‘The Garden Party’ by Katherine Mansfield

I always think of ‘The Garden Party’ as a perfect story of epiphany. Like Joyce’s ‘Araby’, it introduces its protagonist in place, time and milieu, and ends at the moment she learns a new and irreversible lesson about the world, a lesson that does not need to be named outright because the story up to that point has carefully made the substance of that epiphany legible:

‘Isn’t life,’ she stammered, ‘isn’t life—’ But what life was she couldn’t explain. No matter. He quite understood.

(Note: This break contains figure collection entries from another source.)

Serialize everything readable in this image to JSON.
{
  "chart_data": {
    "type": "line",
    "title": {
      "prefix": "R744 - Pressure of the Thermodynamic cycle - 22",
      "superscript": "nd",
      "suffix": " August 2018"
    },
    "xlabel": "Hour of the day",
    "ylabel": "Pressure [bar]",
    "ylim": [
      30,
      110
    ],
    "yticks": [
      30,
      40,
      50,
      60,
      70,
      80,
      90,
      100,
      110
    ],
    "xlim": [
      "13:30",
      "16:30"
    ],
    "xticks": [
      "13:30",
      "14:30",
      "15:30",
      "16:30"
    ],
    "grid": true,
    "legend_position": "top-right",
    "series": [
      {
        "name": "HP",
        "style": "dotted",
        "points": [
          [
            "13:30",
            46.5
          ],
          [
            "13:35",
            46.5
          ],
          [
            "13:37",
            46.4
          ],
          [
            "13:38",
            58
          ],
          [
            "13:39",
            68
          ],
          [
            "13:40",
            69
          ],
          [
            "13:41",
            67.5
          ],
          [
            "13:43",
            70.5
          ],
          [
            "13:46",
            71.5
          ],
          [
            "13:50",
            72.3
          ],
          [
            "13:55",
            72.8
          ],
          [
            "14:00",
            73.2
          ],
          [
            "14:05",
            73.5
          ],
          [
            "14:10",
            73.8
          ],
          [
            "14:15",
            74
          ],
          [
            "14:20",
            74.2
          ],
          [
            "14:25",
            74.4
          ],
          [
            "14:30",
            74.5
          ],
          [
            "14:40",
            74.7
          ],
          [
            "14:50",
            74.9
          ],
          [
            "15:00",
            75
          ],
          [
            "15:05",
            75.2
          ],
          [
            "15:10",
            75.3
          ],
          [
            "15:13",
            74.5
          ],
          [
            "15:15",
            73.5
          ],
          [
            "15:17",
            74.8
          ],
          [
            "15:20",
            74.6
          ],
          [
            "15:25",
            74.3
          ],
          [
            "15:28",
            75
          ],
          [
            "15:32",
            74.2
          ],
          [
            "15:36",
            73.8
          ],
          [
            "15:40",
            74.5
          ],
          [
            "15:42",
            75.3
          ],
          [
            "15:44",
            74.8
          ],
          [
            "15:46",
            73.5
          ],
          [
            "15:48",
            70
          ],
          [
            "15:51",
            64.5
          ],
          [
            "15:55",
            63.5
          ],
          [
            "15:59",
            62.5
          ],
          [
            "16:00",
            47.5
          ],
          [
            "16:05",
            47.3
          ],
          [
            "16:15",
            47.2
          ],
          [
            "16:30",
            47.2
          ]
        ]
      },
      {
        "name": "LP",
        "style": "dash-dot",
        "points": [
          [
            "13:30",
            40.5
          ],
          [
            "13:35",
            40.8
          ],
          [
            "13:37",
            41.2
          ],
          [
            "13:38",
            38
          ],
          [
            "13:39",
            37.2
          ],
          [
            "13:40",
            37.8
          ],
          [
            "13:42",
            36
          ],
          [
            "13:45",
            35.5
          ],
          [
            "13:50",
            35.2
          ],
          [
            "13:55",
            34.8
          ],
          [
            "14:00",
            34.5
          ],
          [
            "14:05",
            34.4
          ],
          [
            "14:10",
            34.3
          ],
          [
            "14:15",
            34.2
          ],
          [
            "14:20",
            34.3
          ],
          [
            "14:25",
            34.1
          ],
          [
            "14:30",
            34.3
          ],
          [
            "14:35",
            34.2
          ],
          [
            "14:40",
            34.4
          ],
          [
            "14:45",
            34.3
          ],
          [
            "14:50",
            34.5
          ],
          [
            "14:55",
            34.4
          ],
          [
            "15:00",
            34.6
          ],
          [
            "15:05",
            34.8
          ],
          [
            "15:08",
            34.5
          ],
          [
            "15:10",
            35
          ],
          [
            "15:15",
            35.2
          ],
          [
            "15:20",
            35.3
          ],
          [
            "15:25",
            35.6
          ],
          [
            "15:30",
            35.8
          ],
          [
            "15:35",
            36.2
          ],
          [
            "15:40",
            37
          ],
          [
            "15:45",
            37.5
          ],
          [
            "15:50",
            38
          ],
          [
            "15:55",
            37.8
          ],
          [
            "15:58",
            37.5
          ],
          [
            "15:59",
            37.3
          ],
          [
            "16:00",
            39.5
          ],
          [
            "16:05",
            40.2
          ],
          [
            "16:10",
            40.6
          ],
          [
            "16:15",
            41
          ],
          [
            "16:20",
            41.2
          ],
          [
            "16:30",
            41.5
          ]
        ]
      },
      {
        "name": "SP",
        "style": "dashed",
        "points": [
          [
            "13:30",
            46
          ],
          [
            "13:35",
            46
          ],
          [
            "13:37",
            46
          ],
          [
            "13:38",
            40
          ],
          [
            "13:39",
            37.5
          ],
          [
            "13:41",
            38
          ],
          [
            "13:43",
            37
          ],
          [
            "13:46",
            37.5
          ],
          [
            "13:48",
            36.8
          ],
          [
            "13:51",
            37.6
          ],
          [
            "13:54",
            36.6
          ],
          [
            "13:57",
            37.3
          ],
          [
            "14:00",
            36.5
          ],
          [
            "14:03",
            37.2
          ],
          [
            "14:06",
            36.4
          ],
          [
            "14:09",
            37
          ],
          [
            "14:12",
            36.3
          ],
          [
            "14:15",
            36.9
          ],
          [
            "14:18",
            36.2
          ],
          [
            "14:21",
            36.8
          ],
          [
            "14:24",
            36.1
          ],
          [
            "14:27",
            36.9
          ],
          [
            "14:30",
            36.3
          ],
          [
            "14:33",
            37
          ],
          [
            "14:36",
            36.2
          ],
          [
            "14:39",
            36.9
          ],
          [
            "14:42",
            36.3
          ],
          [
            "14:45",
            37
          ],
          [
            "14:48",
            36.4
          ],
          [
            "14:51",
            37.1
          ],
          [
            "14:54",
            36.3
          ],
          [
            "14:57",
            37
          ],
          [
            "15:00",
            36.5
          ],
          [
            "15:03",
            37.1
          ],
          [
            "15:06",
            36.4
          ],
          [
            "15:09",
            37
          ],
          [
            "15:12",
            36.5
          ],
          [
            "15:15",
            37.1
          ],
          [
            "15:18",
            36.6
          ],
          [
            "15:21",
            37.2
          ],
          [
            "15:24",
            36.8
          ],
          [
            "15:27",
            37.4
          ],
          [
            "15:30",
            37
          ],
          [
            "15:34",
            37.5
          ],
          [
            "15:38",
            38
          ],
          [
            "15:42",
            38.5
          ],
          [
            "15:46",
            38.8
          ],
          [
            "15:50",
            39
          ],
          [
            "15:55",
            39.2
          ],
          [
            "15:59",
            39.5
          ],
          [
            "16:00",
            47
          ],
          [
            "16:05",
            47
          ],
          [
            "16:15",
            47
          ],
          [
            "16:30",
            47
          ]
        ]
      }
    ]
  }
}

Isn’t it, darling?’ said Laurie.’

When I first read this story 10 years ago, I understood Laura’s epiphany to be about death – the accidental death of a working-class neighbour on the day of her family’s garden party causes the young protagonist to realise that death looms over life and that she too will die one day – and missed the extent to which the story is about her burgeoning class-consciousness. From the beginning of the story, when she is sent out to instruct the workmen assembling the marquee and disarmed by their friendliness, to the end, when she has to confront the squalid living conditions of her neighbours, the story is about her coming to understand not only that death always looms over life, nor that some people live well at the expense of others living poorly, but that death looms more closely and meanly over the lives of the poor than over those of the wealthy.